CPAP treatment uses low air pressure to keep airways open during sleep. Patients for whom this is ineffective can be recommended for maxillomandibular advancement, which enlarges the upper airways by surgically moving the upper and lower jaws slightly forward.
UCLA researchers conducted a study, published in JAMA Otolaryngology-Head and Neck Surgery, analyzing previous MMA surgeries in order to find a method of determining patients most fit for the procedure.

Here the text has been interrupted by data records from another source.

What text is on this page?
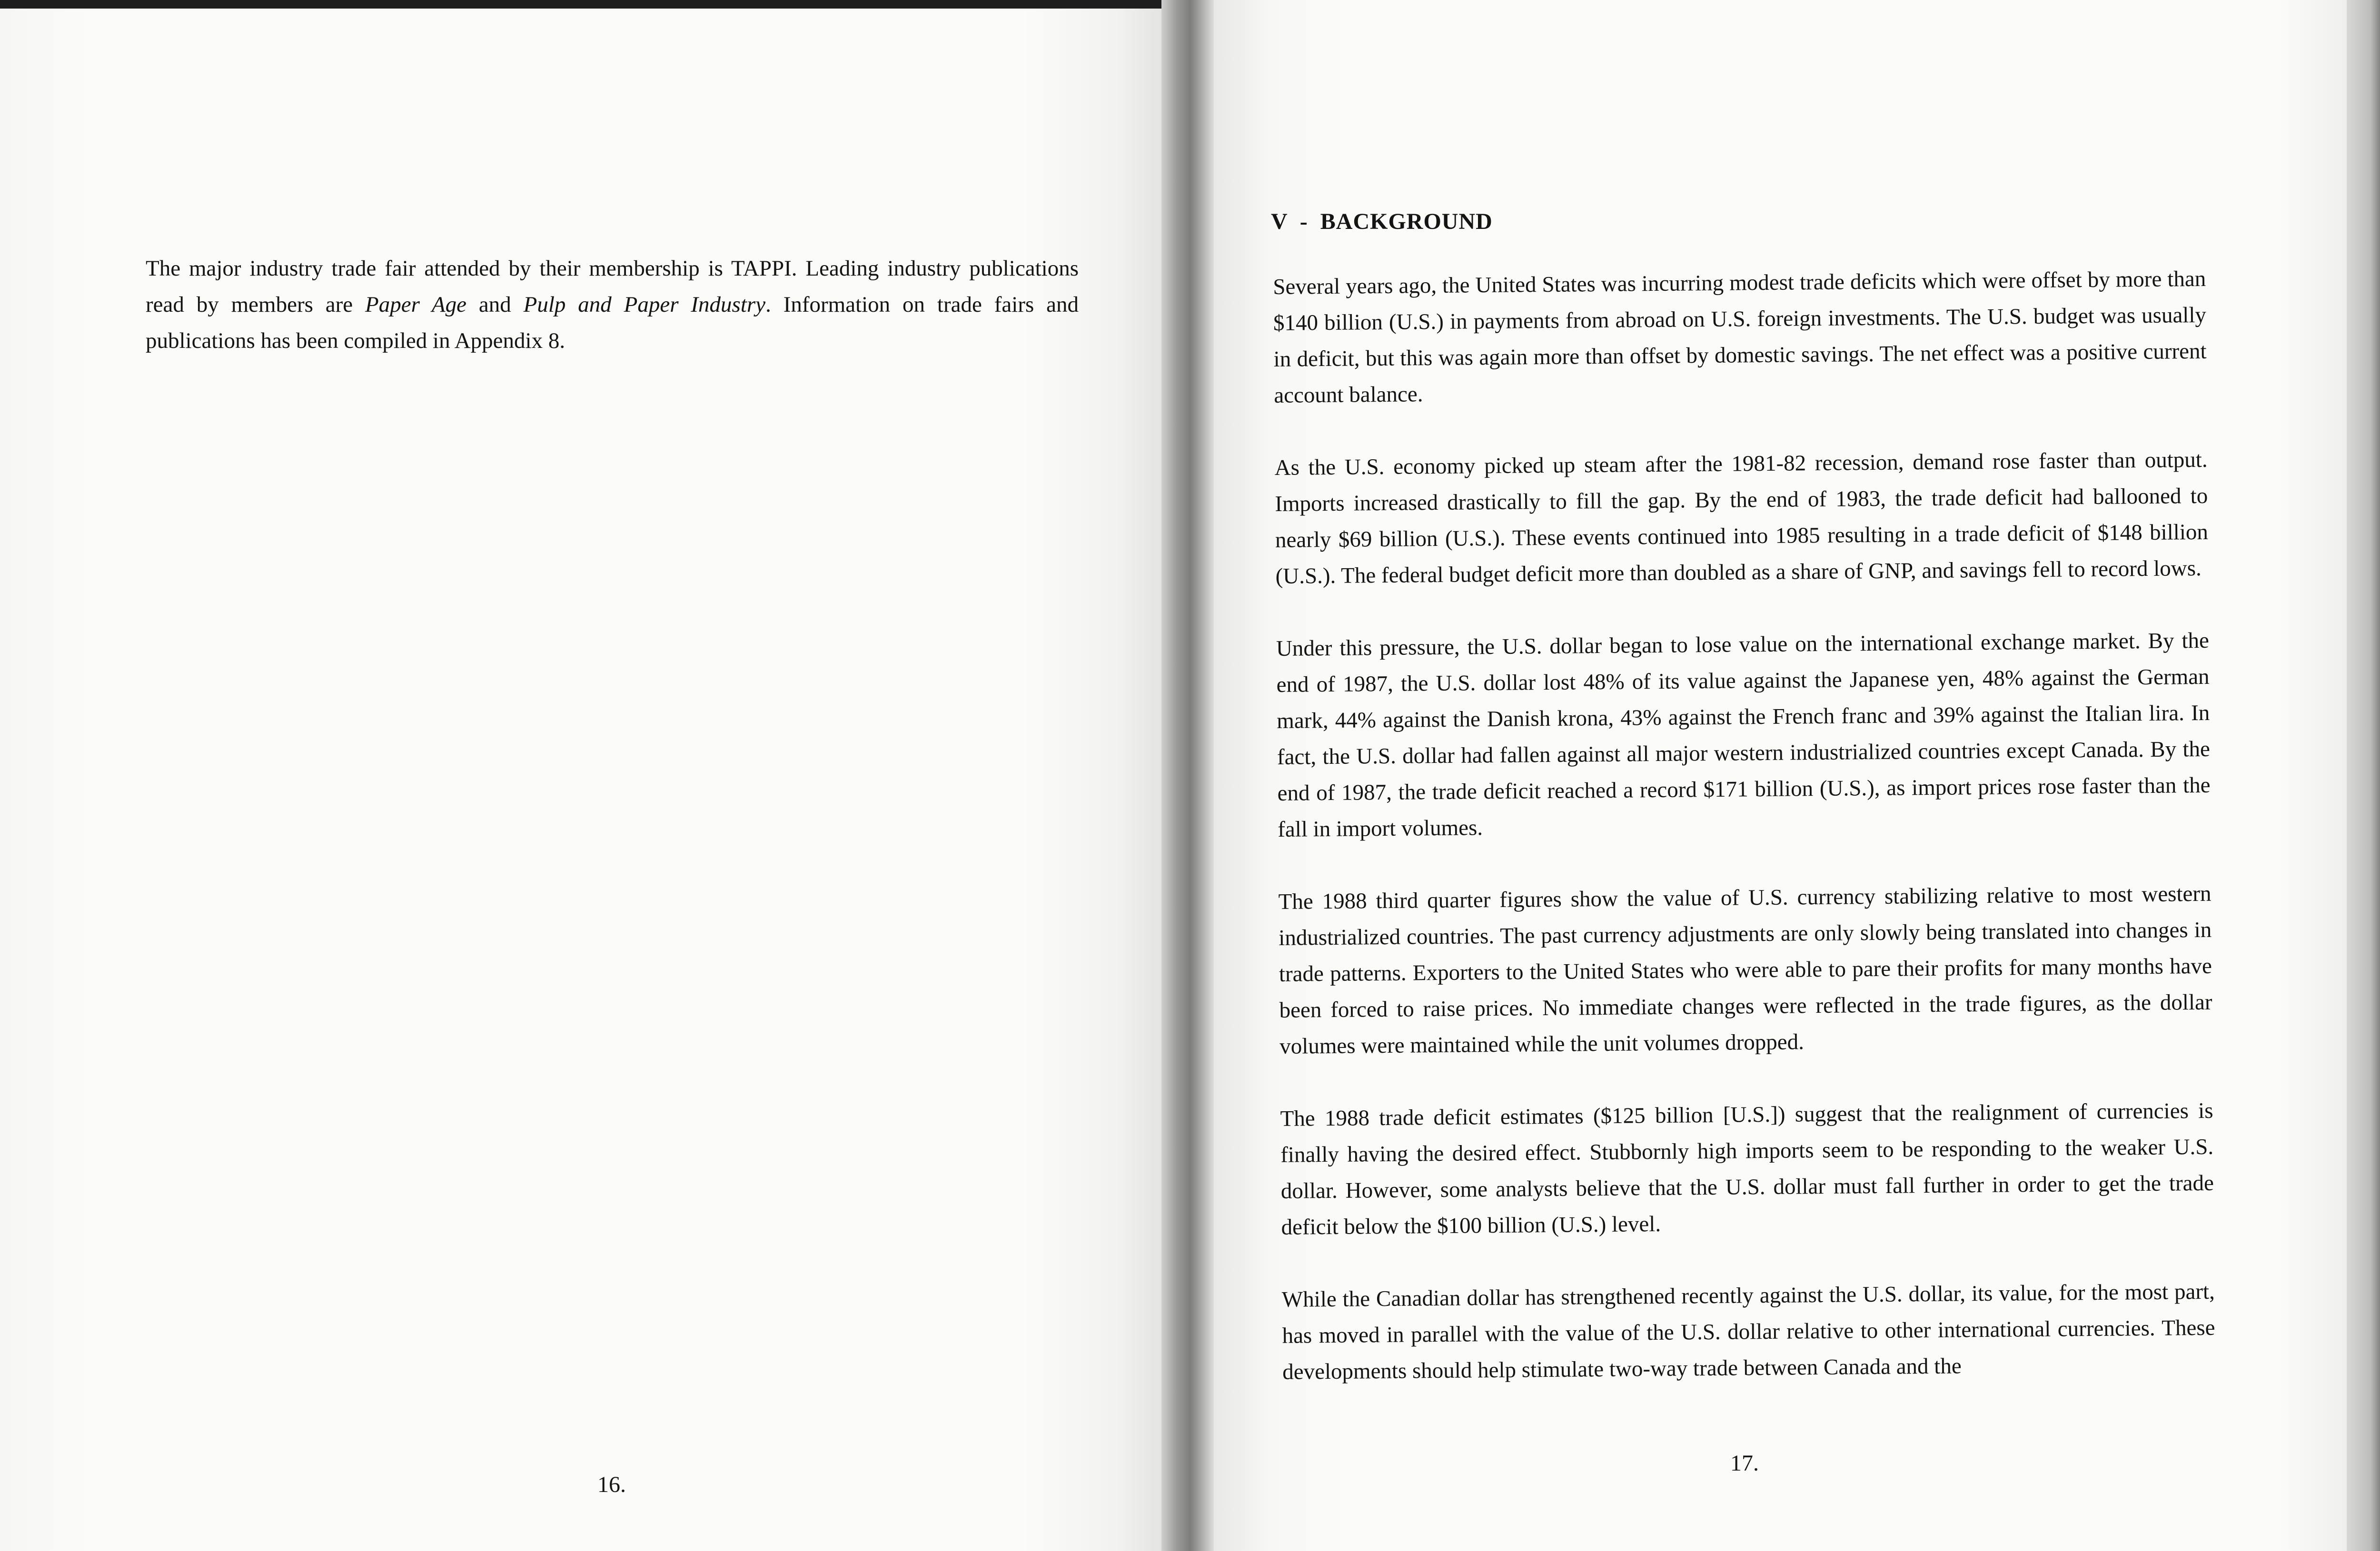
The major industry trade fair attended by their membership is TAPPI. Leading industry publications read by members are Paper Age and Pulp and Paper Industry. Information on trade fairs and publications has been compiled in Appendix 8.

16.
V  -  BACKGROUND

Several years ago, the United States was incurring modest trade deficits which were offset by more than $140 billion (U.S.) in payments from abroad on U.S. foreign investments. The U.S. budget was usually in deficit, but this was again more than offset by domestic savings. The net effect was a positive current account balance.

As the U.S. economy picked up steam after the 1981-82 recession, demand rose faster than output. Imports increased drastically to fill the gap. By the end of 1983, the trade deficit had ballooned to nearly $69 billion (U.S.). These events continued into 1985 resulting in a trade deficit of $148 billion (U.S.). The federal budget deficit more than doubled as a share of GNP, and savings fell to record lows.

Under this pressure, the U.S. dollar began to lose value on the international exchange market. By the end of 1987, the U.S. dollar lost 48% of its value against the Japanese yen, 48% against the German mark, 44% against the Danish krona, 43% against the French franc and 39% against the Italian lira. In fact, the U.S. dollar had fallen against all major western industrialized countries except Canada. By the end of 1987, the trade deficit reached a record $171 billion (U.S.), as import prices rose faster than the fall in import volumes.

The 1988 third quarter figures show the value of U.S. currency stabilizing relative to most western industrialized countries. The past currency adjustments are only slowly being translated into changes in trade patterns. Exporters to the United States who were able to pare their profits for many months have been forced to raise prices. No immediate changes were reflected in the trade figures, as the dollar volumes were maintained while the unit volumes dropped.

The 1988 trade deficit estimates ($125 billion [U.S.]) suggest that the realignment of currencies is finally having the desired effect. Stubbornly high imports seem to be responding to the weaker U.S. dollar. However, some analysts believe that the U.S. dollar must fall further in order to get the trade deficit below the $100 billion (U.S.) level.

While the Canadian dollar has strengthened recently against the U.S. dollar, its value, for the most part, has moved in parallel with the value of the U.S. dollar relative to other international currencies. These developments should help stimulate two-way trade between Canada and the

17.
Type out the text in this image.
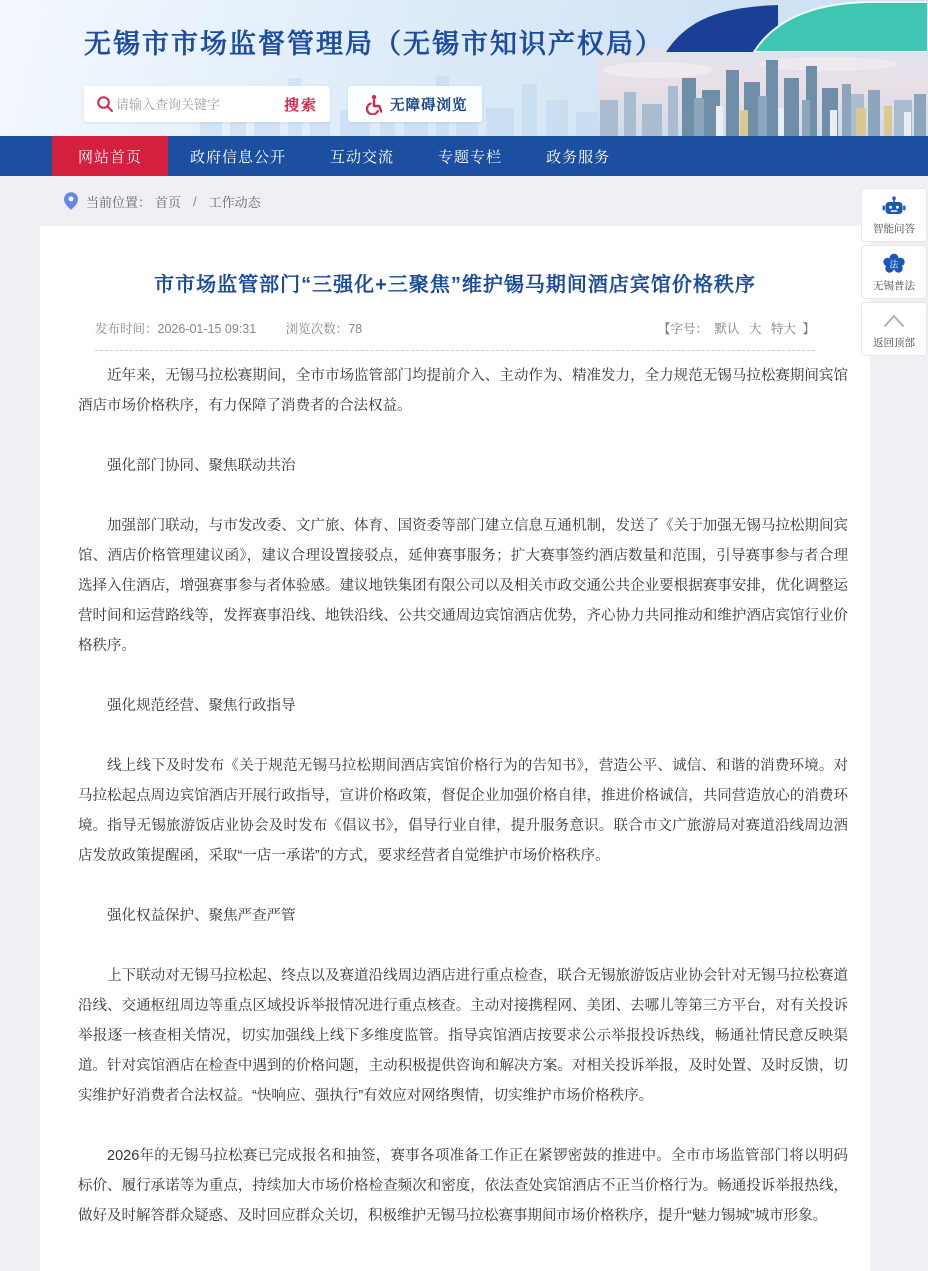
无锡市市场监督管理局（无锡市知识产权局）
请输入查询关键字
搜索	无障碍浏览
网站首页	政府信息公开	互动交流	专题专栏	政务服务
当前位置： 首页 / 工作动态
市市场监管部门“三强化+三聚焦”维护锡马期间酒店宾馆价格秩序
发布时间：2026-01-15 09:31 浏览次数：78	【字号： 默认 大 特大 】

近年来，无锡马拉松赛期间，全市市场监管部门均提前介入、主动作为、精准发力，全力规范无锡马拉松赛期间宾馆酒店市场价格秩序，有力保障了消费者的合法权益。

强化部门协同、聚焦联动共治

加强部门联动，与市发改委、文广旅、体育、国资委等部门建立信息互通机制，发送了《关于加强无锡马拉松期间宾馆、酒店价格管理建议函》，建议合理设置接驳点，延伸赛事服务；扩大赛事签约酒店数量和范围，引导赛事参与者合理选择入住酒店，增强赛事参与者体验感。建议地铁集团有限公司以及相关市政交通公共企业要根据赛事安排，优化调整运营时间和运营路线等，发挥赛事沿线、地铁沿线、公共交通周边宾馆酒店优势，齐心协力共同推动和维护酒店宾馆行业价格秩序。

强化规范经营、聚焦行政指导

线上线下及时发布《关于规范无锡马拉松期间酒店宾馆价格行为的告知书》，营造公平、诚信、和谐的消费环境。对马拉松起点周边宾馆酒店开展行政指导，宣讲价格政策，督促企业加强价格自律，推进价格诚信，共同营造放心的消费环境。指导无锡旅游饭店业协会及时发布《倡议书》，倡导行业自律，提升服务意识。联合市文广旅游局对赛道沿线周边酒店发放政策提醒函，采取“一店一承诺”的方式，要求经营者自觉维护市场价格秩序。

强化权益保护、聚焦严查严管

上下联动对无锡马拉松起、终点以及赛道沿线周边酒店进行重点检查，联合无锡旅游饭店业协会针对无锡马拉松赛道沿线、交通枢纽周边等重点区域投诉举报情况进行重点核查。主动对接携程网、美团、去哪儿等第三方平台，对有关投诉举报逐一核查相关情况，切实加强线上线下多维度监管。指导宾馆酒店按要求公示举报投诉热线，畅通社情民意反映渠道。针对宾馆酒店在检查中遇到的价格问题，主动积极提供咨询和解决方案。对相关投诉举报，及时处置、及时反馈，切实维护好消费者合法权益。“快响应、强执行”有效应对网络舆情，切实维护市场价格秩序。

2026年的无锡马拉松赛已完成报名和抽签，赛事各项准备工作正在紧锣密鼓的推进中。全市市场监管部门将以明码标价、履行承诺等为重点，持续加大市场价格检查频次和密度，依法查处宾馆酒店不正当价格行为。畅通投诉举报热线，做好及时解答群众疑惑、及时回应群众关切，积极维护无锡马拉松赛事期间市场价格秩序，提升“魅力锡城”城市形象。

智能问答
法
无锡普法
返回顶部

Using data from 45 studies that included 518 patients, they found 74 percent of patients had undergone prior surgery for obstructive sleep apnea. Overall, 512 of the 518 patients experienced an improvement after surgery, with the average apnea-hypopnea index score decreasing by 80 percent and respiratory disturbance index score decreasing by 65 percent.
The researchers found patients with less severe measures of obstructive sleep apnea saw a smaller change in scores, and those with more severe symptoms were seen to benefit from surgery more than others, according to a press release.
"Maxillomandibular advancement is a highly effective treatment for OSA," the researchers wrote in the study. "Those patients with the most severe measures of OSA tend to benefit to the greatest degree."